Accessible satellite imagery of Google maps, GIS and Google earth is either outdated or holds insufficient image processing quality. As we wanted to analyze the current hydrological situation, habitat types, invasive plant species distribution and vegetation status of the wetland area at Anse Intendance, we had to create or own, high definition map of the study site Anse Intendance.
Currently, drones are a cutting edge technology and are mainly used by civilians, media, engineers and researchers. Drone based imagery and video material is mostly used for aerial photography, mapping, surveillance, transport and filming.
The application of drones opens new, cheap and quick research possibilities such as the surveillance of inaccessible areas and shy animals, the production of 3D maps and vegetation maps, the creation of digital surface or terrain models, anti-poaching controls, animal counts, sustainable land use management techniques and even for marine conservation measures.

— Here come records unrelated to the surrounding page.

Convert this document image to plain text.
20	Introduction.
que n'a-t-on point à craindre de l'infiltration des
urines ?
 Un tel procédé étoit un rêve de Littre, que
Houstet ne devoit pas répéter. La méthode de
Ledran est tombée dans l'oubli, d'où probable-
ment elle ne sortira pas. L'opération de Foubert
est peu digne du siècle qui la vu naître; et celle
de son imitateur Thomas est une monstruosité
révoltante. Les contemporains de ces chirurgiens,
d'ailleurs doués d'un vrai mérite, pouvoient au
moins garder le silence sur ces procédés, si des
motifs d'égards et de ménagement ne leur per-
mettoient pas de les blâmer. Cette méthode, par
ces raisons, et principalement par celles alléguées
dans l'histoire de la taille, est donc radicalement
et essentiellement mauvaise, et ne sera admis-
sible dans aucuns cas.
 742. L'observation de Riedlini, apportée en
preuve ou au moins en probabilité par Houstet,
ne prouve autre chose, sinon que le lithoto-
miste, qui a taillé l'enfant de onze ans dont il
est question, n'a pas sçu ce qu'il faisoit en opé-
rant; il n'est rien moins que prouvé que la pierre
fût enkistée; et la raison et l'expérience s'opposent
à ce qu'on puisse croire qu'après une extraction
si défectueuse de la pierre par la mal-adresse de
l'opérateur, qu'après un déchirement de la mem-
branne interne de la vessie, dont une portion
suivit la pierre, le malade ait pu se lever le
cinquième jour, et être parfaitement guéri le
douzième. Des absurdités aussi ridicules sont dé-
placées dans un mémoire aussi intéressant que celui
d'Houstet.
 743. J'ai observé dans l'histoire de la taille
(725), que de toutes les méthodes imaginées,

The Anse Intendance wetland was and will be mapped through a Phantom 4 pro drone which out-competes our old drones through an extremely long battery life of 20 minutes, an automatic mapping application which strongly facilitates the whole mapping progress, the automatic recording of GPS points and a camera which has a resolution of 20 megapixel. The drone was and will be flown at a height of 80 m and with a front\side picture overlap of 60/70 % respectively. The high resolution and quality of the acquired orthomosaic will allows us to define different habitat types and spot invasive plant species. This information is crucial for any restoration work which includes for example native plant nurseries and invasive species removal.